Forming Howard University’s “Civil Rights Committee”; “Opening” a restaurant; Juanita explains “opening” and “testing”
Then I had been involved in CORE. I was also involved when I was at Howard; I’d forgotten about that. After we had this incident that I was talking about, of trying to get the hot chocolate, a woman who became a very dear friend, Polly Murray, was there. She was about ten years older than us coeds. She was in law school, and she knew about CORE that had started. And we formed the Howard’s—I think it was called “Civil Rights Committee” and actually opened up a restaurant on the edge of campus in one week, less than a week. I never had such a quick victory, [chuckle] never since that time. It was just a sort of a greasy spoon restaurant, but it was a heady victory for us. We had a picket line; we had a sit–in; lots of people agreed with us, and he capitulated.
INTERVIEWER: So, when you say you “opened up a restaurant…”
I mean we desegregated it. I always forget that; people don’t know exactly what I mean. And so that was very good. So that happened before I left. I sometimes regretted having left Howard because they did some bus testing. Because you know, DC is surrounded—Virginia, Maryland and so forth, and they were all, of course, very segregated, too.
INTERVIEWER: Will you explain the concept of “testing”?
You try to do something. Like, for instance, if blacks were supposed to sit from the back, you would just go and get your ticket and sit in the front and see what happened. Most often, you’d just be arrested or that sort of thing.
So that’s what they were doing. And meanwhile I was working in CORE in Cleveland though, when they were doing that, so I didn’t get into that part of it.
Let’s see, where was I when I digressed?
INTERVIEWER: You were working at CORE, you had just become an “item.”

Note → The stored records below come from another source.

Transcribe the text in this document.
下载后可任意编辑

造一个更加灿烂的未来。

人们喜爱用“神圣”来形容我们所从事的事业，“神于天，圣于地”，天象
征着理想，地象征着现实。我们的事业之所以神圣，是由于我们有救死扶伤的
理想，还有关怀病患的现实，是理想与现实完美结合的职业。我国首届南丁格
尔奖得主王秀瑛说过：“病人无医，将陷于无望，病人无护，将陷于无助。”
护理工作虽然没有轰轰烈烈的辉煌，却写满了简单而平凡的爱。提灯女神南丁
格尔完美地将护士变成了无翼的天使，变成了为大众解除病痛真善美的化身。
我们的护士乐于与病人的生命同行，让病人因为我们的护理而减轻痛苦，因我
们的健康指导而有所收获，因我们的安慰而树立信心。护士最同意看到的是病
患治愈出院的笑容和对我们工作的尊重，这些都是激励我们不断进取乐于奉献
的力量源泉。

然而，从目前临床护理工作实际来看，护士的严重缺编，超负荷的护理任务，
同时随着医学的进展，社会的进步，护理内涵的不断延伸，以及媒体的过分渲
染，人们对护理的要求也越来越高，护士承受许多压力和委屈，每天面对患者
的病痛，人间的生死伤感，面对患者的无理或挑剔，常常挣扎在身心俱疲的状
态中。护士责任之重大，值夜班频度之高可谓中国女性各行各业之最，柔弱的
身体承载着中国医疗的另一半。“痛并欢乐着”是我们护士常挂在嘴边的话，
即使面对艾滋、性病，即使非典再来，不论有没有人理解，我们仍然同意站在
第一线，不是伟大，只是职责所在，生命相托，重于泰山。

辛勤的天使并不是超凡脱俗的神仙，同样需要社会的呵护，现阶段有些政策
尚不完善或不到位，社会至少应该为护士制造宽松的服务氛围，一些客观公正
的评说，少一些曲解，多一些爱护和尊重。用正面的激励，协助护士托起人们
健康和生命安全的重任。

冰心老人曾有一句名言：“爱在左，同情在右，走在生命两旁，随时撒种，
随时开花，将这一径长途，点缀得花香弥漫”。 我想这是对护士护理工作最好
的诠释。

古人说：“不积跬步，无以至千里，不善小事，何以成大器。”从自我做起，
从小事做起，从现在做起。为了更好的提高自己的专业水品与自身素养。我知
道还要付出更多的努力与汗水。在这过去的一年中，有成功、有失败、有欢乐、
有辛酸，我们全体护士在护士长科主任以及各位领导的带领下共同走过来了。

That’s right and so we lived in—we didn’t have any money—we lived in Cincinnati with a friend of Wally’s who was a minister, and was doing some work on his church and Wally helped him do that. And then we moved into Cincinnati proper, and we ended up—that same year of 1948 when we began living together, a group called Peacemakers was formed. They saw nonviolence as a way of life, not just a tactic, or different campaigns, and one of the things that was a hallmark of Peacemakers was refusing to pay taxes for war, and so I say that that was a very pivotal year in my life, ’48. Wally and I started living together; I became a tax refuser; we became tax refusers. You see, he spent thirty–three months in prison because he wouldn’t go; how was he going to pay for somebody else to go and kill people? We just had no problem with that. So we always had to find work where there were no taxes, either be self–employed, or at that time I did say Wally was my dependent. He did odd jobs; he didn’t sign anything—and so I could earn at that time, I think it was twelve—twenty–five dollars on any one job. So if I would’ve had two jobs, neither employer would take taxes out, but I made more than—I mean I made the taxable amount and said, “nyah, nyah, nyah…I’m not going to pay you.” Our tax refusal included not filing, not for being secretive, but because we just didn’t feel that we needed to do that, that we owed any allegiance to a system whose major business was killing. ?Cause most—about—at least half of the budget is for the military. It was then; it is now, continues to be. But we were very open. We…always demonstrated. For a while we wrote letters to our congress people and the president—that got boring, so I quit [chuckle] doing that. And so they knew it, because they would sometimes call us up and say, “We want your records,” and so forth, or “You come down and see us,” and we said, “Well, we’re not interested in coming; if you want to see us you can come to our house, and we’ll tell you ,em>why, we are refusing but won’t give you any information.” So, that went on throughout our lives, I guess for a long time.